Brenda Rosser said...

I love the spectacle of a demonstration or a political gathering. It sounds like this is the right time to go on a tour of the world and wonder at this muddled, confused, reactionary 'revolution'.

It seems that those born in the 1980s are beginning to wake up from a 'slumber' caused by their entire generation almost completely engulfed in historical and political ignorance. They're stunned and thinking Hey! Where's my income? How am I goin' to live now? What happened?...I never saw this coming!

Immersed in the electronic gadgetry of mp3 players and computer games, democracy committed suicide. Two (and sometimes three) parties gerrymandered the voting system, private risk was moved to the public sphere, the real revolution is now long completed - government of all for the enrichment and aggrandisement of few.

Barkley Rosser said...

Brenda,

A lot of people are facing things that they had no idea they would have to face and do not know what to make of it. Spain has an especially curious and unpleasant history with the long-ruling Franco regime, now gone for a third of a century. In Cartagena, I saw signs demanding the removal of remaining Francoist monuments or public signs. The conservative PP is able to do well to a substantial degree because it has pretty much finally severed its old links to Franco's party, the Phalange.

I need to correct one remark I made. Spain has the highest unemployment rate in the European Union and also in the OECD, but not the highest in "Europe," with some of the former Yugoslav republics not in the EU higher, such as Bosnia-Herzegovina.

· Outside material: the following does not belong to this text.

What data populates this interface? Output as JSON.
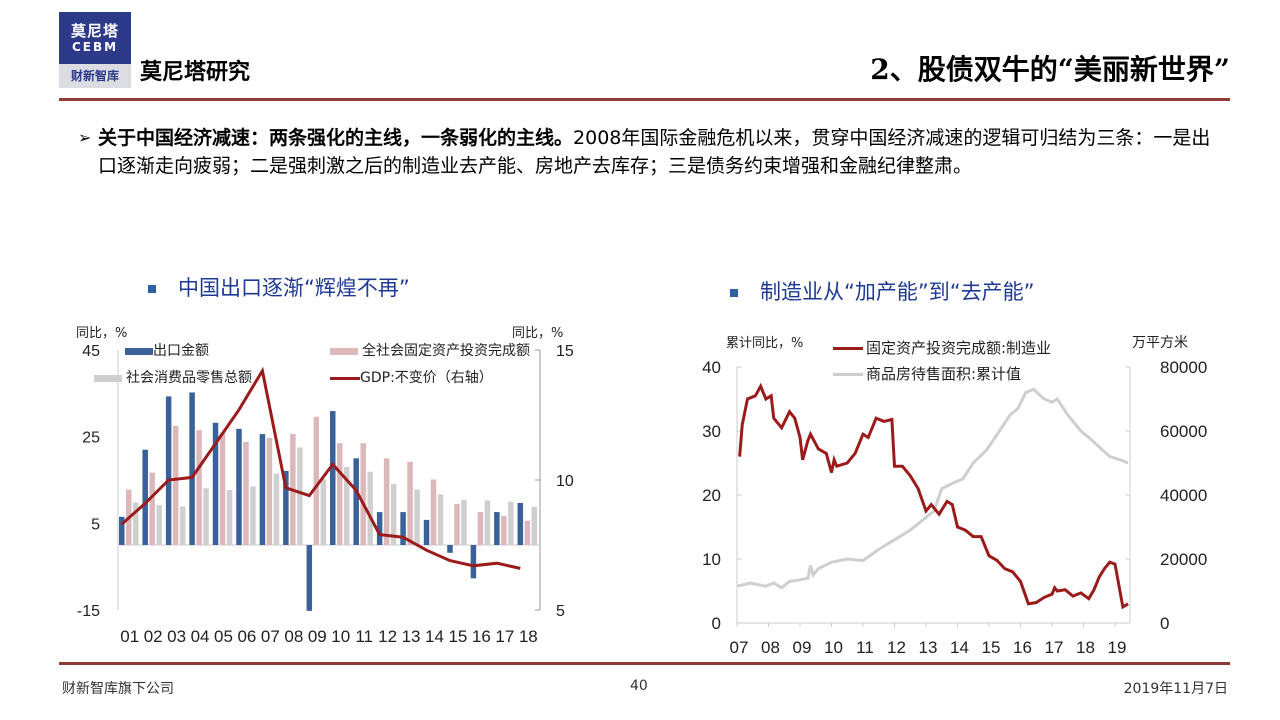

Also, I checked a Spanish dictionary, and "representar" is "to represent." This "represendar" is presumably a takeoff, but maybe I just did not read it correctly.

Brenda Rosser said...

Why does Spain have the highest UE in the EU, Barkley?

Barkley Rosser said...

Brenda,
I honestly do not know, but it has been true for some time, although it has gotten worse more recently. Like the US and Ireland and the UK (and OZ, although theirs has not crashed yet), Spain had a really large housing bubble, much of this puffed up by regional banks known as casas that were originally set up as regional banks to fund local small businesses. In more recent years these casas got very into not only puffing the housing bubble, but also heavily dealing with the sort of bonkers derviatives that came out of the bubble. Many of these failed with the hard collapse of the housing bubble in Spain, arguably worse than in the US. So, this certainly contributed to why Spain fell harder than most, but it already had a higher unemployment rate going into the mess before it broke, and this I do not really understand.

Brenda Rosser said...

Flashing back to early February 2008 in Spain:

"Reliance on the ECB window appears to have kept the mortgage sector afloat despite the sharp slowdown in the Spanish property market and the de facto closure of the capital markets for this type of business, allowing Spain to avoid the sort of mishap suffered by Northern Rock in Britain and Countrywide in the US. The data appear to confirm suspicions that the EU authorities have carried out a covert rescue of the Spanish mortgage banking system. It may equal the taxpayer rescue of Northern Rock in Britain, and possibly exceed it in proportion to the overall size of Spain's economy. The key difference is that the ECB rescue operation in Spain has been disguised. A veiled method is necessary since the eurozone lacks a clear-cut lender of last resort. The IMF has warned that this gap in the architecture of of the single currency could prove serious in a crisis.Traders say the Spanish authorities are quietly turning a blind eye to use of the ECB window..."

Barkley Rosser said...

Brenda,

However, in the end some of the casas did fail, even if all the big banks survived. An ironic detail is that the casas were originally set up by the Roman Catholic Church and were supposed to help fund charity groups as well as regional small businesses. I think their links to the Church were dissolved officially some time ago, although there may still be some residual ones.